Baltasar dejó de ser juez por su propia decisión e incluso formó parte de algún gabinete de Felipe González, con el que finalmente no se entendió. Hoy en día, gracias a las acusaciones, ocupa en el Tribunal Supremo la silla de los procesados, lo que hace pensar en muchas cosas, particularmente si la democracia integrada en España a partir de la puesta en vigor de la Constitución del 27 de diciembre de 1978, no ha logrado que el Tribunal Supremo asuma la condición de un tribunal democrático. Seguramente que los viejos derechos escalafonarios mantienen una integración que no ha roto sus viejos vínculos con el franquismo.

Yo siempre he tenido un respeto casi reverencial por el Tribunal Supremo por razones que quizá no parezcan suficientes. La primera y más importante es que al constituirse la República en 1931 mi padre tuvo a su cargo la presidencia de la sala de lo social y poco tiempo después la de lo civil. Pero además hay un problema de vecindad, comprendo que de muy escasa importancia. Y es que el Supremo está instalado en la Plaza de las Salesas y bajando unas escaleras te colocabas en la puerta del Liceo Francés de Madrid, donde mis padres me inscribieron para iniciar el bachillerato. No recuerdo exactamente si la calle es Bárbara de Braganza. Pero lo que no olvido es que al presentar los exámenes finales del primer curso de bachillerato fui suspendido (reprobado, diríamos en México) en matemáticas y en ciencias, lo que fue una vergüenza familiar por ser nieto de Odón de Buen, científico de rango mayor y autoridad mundial en oceanografía. Las circunstancias de la Guerra Civil me obligaron a salvar ese problema con exámenes extraordinarios en Valencia.

Que la guerra fue cruel, es un hecho indiscutible. A mi tío Sadí, joven científico, lo fusilaron los franquistas por el delito de ser socialista. A mi abuelo, de vacaciones en Palma de Mallorca, lo metieron a la cárcel a pesar de sus ochenta y tantos años de edad, y salió un año después gracias al canje que tramitó mi padre en virtud del cual la República dejó en libertad a Pilar Primo de Rivera, y los abuelos pudieron trasladarse a Valencia. Mi tío Eliseo de Buen fue detenido y pasó toda la guerra en la cárcel. A mi tío Fernando Lozano, que había sido masón, lo encarcelaron al terminar la guerra y murió en la cárcel.

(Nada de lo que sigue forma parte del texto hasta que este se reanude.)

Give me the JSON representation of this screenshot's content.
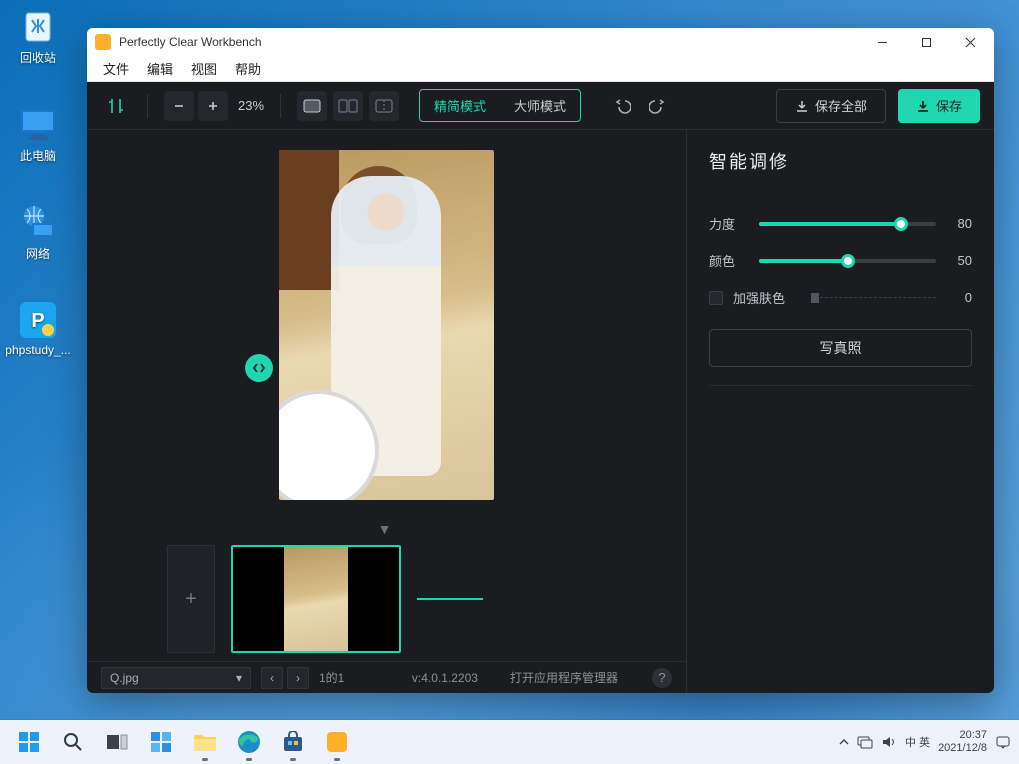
{
  "desktop": {
    "recycle": "回收站",
    "this_pc": "此电脑",
    "network": "网络",
    "phpstudy": "phpstudy_..."
  },
  "window": {
    "title": "Perfectly Clear Workbench"
  },
  "menus": {
    "file": "文件",
    "edit": "编辑",
    "view": "视图",
    "help": "帮助"
  },
  "toolbar": {
    "zoom_pct": "23%",
    "mode_simple": "精简模式",
    "mode_master": "大师模式",
    "save_all": "保存全部",
    "save": "保存"
  },
  "panel": {
    "title": "智能调修",
    "strength": {
      "label": "力度",
      "value": "80",
      "pct": 80
    },
    "color": {
      "label": "颜色",
      "value": "50",
      "pct": 50
    },
    "skin": {
      "label": "加强肤色",
      "value": "0"
    },
    "portrait_btn": "写真照"
  },
  "footer": {
    "file_name": "Q.jpg",
    "page_info": "1的1",
    "version": "v:4.0.1.2203",
    "open_mgr": "打开应用程序管理器"
  },
  "tray": {
    "lang": "中 英",
    "time": "20:37",
    "date": "2021/12/8"
  }
}
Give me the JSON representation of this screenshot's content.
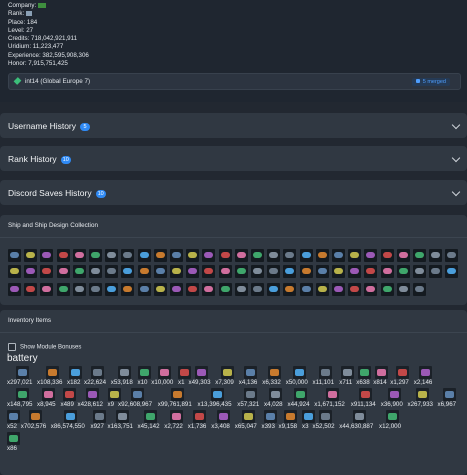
{
  "player": {
    "company_label": "Company:",
    "rank_label": "Rank:",
    "place": "Place: 184",
    "level": "Level: 27",
    "credits": "Credits: 718,042,921,911",
    "uridium": "Uridium: 11,223,477",
    "experience": "Experience: 382,595,908,306",
    "honor": "Honor: 7,915,751,425"
  },
  "server": {
    "name": "int14 (Global Europe 7)",
    "merged": "5 merged"
  },
  "sections": [
    {
      "title": "Username History",
      "count": "5"
    },
    {
      "title": "Rank History",
      "count": "10"
    },
    {
      "title": "Discord Saves History",
      "count": "10"
    }
  ],
  "ships_section": {
    "title": "Ship and Ship Design Collection"
  },
  "inventory": {
    "title": "Inventory Items",
    "module_toggle": "Show Module Bonuses",
    "category": "battery",
    "rows": [
      [
        "x297,021",
        "x108,336",
        "x182",
        "x22,624",
        "x53,918",
        "x10",
        "x10,000",
        "x1",
        "x49,303",
        "x7,309",
        "x4,136",
        "x6,332",
        "x50,000",
        "x11,101",
        "x711",
        "x638",
        "x814",
        "x1,297",
        "x2,146"
      ],
      [
        "x148,795",
        "x8,945",
        "x489",
        "x428,612",
        "x9",
        "x92,608,967",
        "x99,761,891",
        "x13,396,435",
        "x57,321",
        "x4,028",
        "x44,924",
        "x1,671,152",
        "x911,134",
        "x36,900",
        "x267,933",
        "x6,967"
      ],
      [
        "x52",
        "x702,576",
        "x86,574,550",
        "x927",
        "x163,751",
        "x45,142",
        "x2,722",
        "x1,736",
        "x3,408",
        "x65,047",
        "x393",
        "x9,158",
        "x3",
        "x52,502",
        "x44,630,887",
        "x12,000"
      ],
      [
        "x86"
      ]
    ]
  },
  "colors": {
    "accent": "#2f8af5",
    "background": "#222831",
    "panel": "#303842"
  }
}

Y no se me pueden olvidar los feroces bombardeos de la aviación alemana sobre Barcelona en los años 1937 y 1938, que nos tocaron muy de cerca. Una bomba calló sobre el edificio de enfrente, en la calle de Caspe, en que vivíamos.

A Garzón lo conocí en México con motivo de una conferencia a la que fui invitado. Nos identificamos de inmediato y me causó una gran simpatía.

Su destino inmediato me preocupa. Se dice que lo pueden privar del ejercicio de su profesión de juez. Espero que no sea así. Ya es hora de que España recupere en plenitud la democracia. Temo que Rajoy no sea la mejor garantía para ello.